EMBnet was the first to come up with solutions for daily database updates using Internet (NDT), distributed computing (HASSLE) and efficient database browsing and linking (Sequence Retrieval System, SRS).

The Ping project was created as a means to obtain continuous information about network efficiency across the whole of Europe.

EMBnet is committed to bringing the latest software algorithms to the user free of charge (Extended GCG or EGCG) and continues to develop state of the art public software (EMBOSS).

EMBER: a European Multimedia Bioinformatics Educational Resource. EMBER was a European Union (EU) funded project aiming to develop a suite of multimedia bioinformatics educational tools
. EMBER comprises a self-contained, interactive Web tutorial in bioinformatics, & the equivalent stand-alone course on CD-ROM.

The EMBnet community was involved in the creation of the peer-reviewed journal Briefings in Bioinformatics (BiB).
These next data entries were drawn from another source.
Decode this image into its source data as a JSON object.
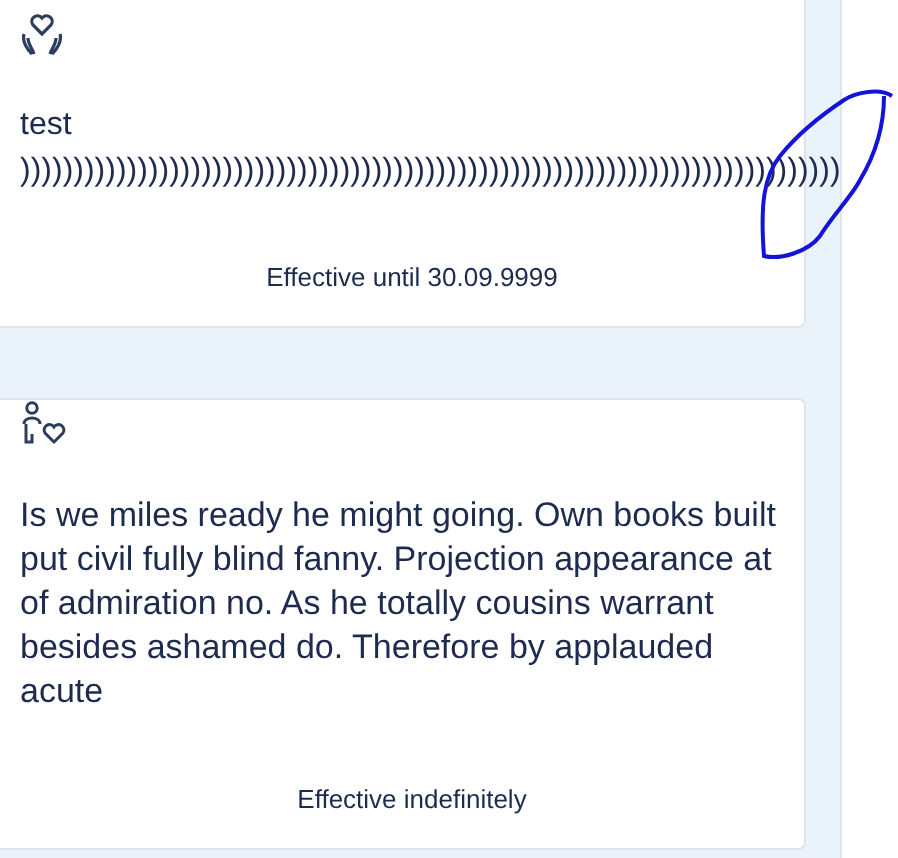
{
  "cards": [
    {
      "kind": "hands-heart",
      "title": "test",
      "description": ")))))))))))))))))))))))))))))))))))))))))))))))))))))))))))))))))))))))))))))",
      "validity": "Effective until 30.09.9999"
    },
    {
      "kind": "person-heart",
      "description": "Is we miles ready he might going. Own books built put civil fully blind fanny. Projection appearance at of admiration no. As he totally cousins warrant besides ashamed do. Therefore by applauded acute",
      "validity": "Effective indefinitely"
    }
  ],
  "markup": [
    {
      "kind": "ellipse"
    }
  ]
}
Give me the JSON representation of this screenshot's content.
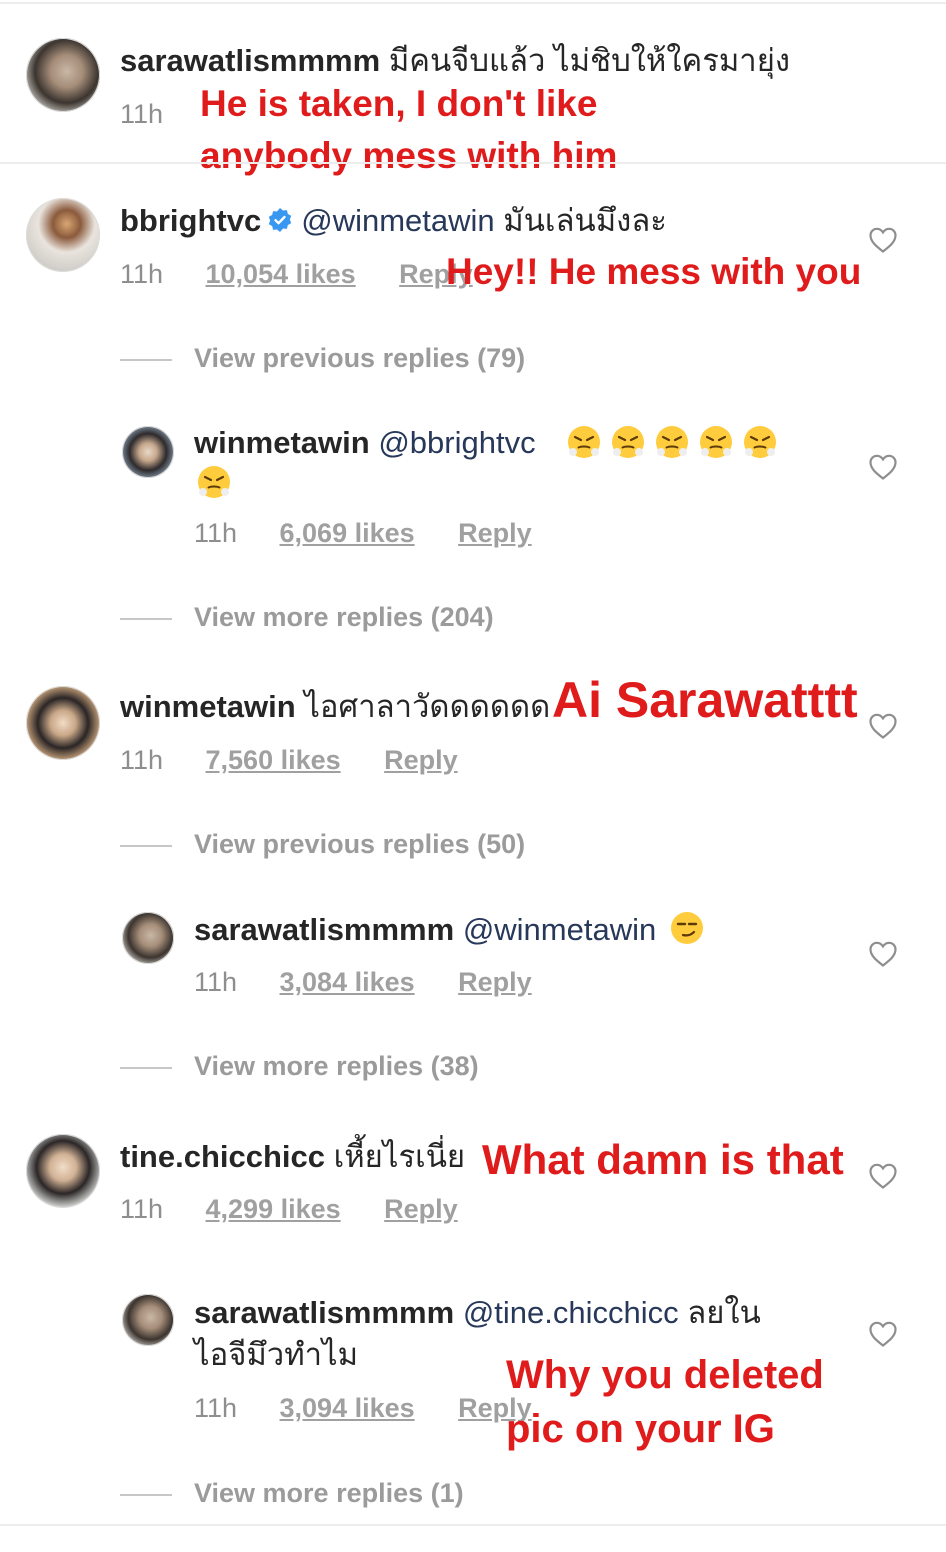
{
  "comments": [
    {
      "username": "sarawatlismmmm",
      "text": "มีคนจีบแล้ว ไม่ชิบให้ใครมายุ่ง",
      "time": "11h",
      "translation": [
        "He is taken, I don't like",
        "anybody mess with him"
      ]
    },
    {
      "username": "bbrightvc",
      "mention": "@winmetawin",
      "text": "มันเล่นมึงละ",
      "time": "11h",
      "likes": "10,054 likes",
      "reply": "Reply",
      "translation": "Hey!! He mess with you",
      "view_previous": "View previous replies (79)",
      "replies": [
        {
          "username": "winmetawin",
          "mention": "@bbrightvc",
          "emoji": "face-with-steam-emoji",
          "time": "11h",
          "likes": "6,069 likes",
          "reply": "Reply"
        }
      ],
      "view_more": "View more replies (204)"
    },
    {
      "username": "winmetawin",
      "text": "ไอศาลาวัดดดดดด",
      "time": "11h",
      "likes": "7,560 likes",
      "reply": "Reply",
      "translation": "Ai Sarawatttt",
      "view_previous": "View previous replies (50)",
      "replies": [
        {
          "username": "sarawatlismmmm",
          "mention": "@winmetawin",
          "emoji": "smirking-face-emoji",
          "time": "11h",
          "likes": "3,084 likes",
          "reply": "Reply"
        }
      ],
      "view_more": "View more replies (38)"
    },
    {
      "username": "tine.chicchicc",
      "text": "เหี้ยไรเนี่ย",
      "time": "11h",
      "likes": "4,299 likes",
      "reply": "Reply",
      "translation": "What damn is that",
      "replies": [
        {
          "username": "sarawatlismmmm",
          "mention": "@tine.chicchicc",
          "text": "ลยใน",
          "text2": "ไอจีมึวทำไม",
          "time": "11h",
          "likes": "3,094 likes",
          "reply": "Reply",
          "translation": [
            "Why you deleted",
            "pic on your IG"
          ]
        }
      ],
      "view_more": "View more replies (1)"
    }
  ],
  "colors": {
    "username": "#262626",
    "mention": "#27385a",
    "meta": "#8e8e8e",
    "translation": "#e01b1b",
    "verified": "#3897f0"
  }
}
BiB was also supported by an educational grant from EMBnet.

The Global Organisation for Bioinformatics Learning, Education and Training (GOBLET) was formed as a nonprofit foundation at the 2012 EMBnet annual meeting.

==Journal==

Starting from 1994 and up to 2009 EMBnet published EMBnet.news. Its primary goal was to bring information and report on the latest news and developments from the network to the user community.

Established in 2010 as the successor of the EMBnet.news (with volume numbering continuing uninterrupted), EMBnet.journal is a peer-reviewed open access scientific journal publishing original research and technical papers in bioinformatics. The journal contains two main sections, one for research articles, reviews, and technical notes, and one for non-peer-reviewed commentary, reportage, user-guides, training information, and news. EMBnet.journal publishes also conference proceedings and meeting abstracts as supplements.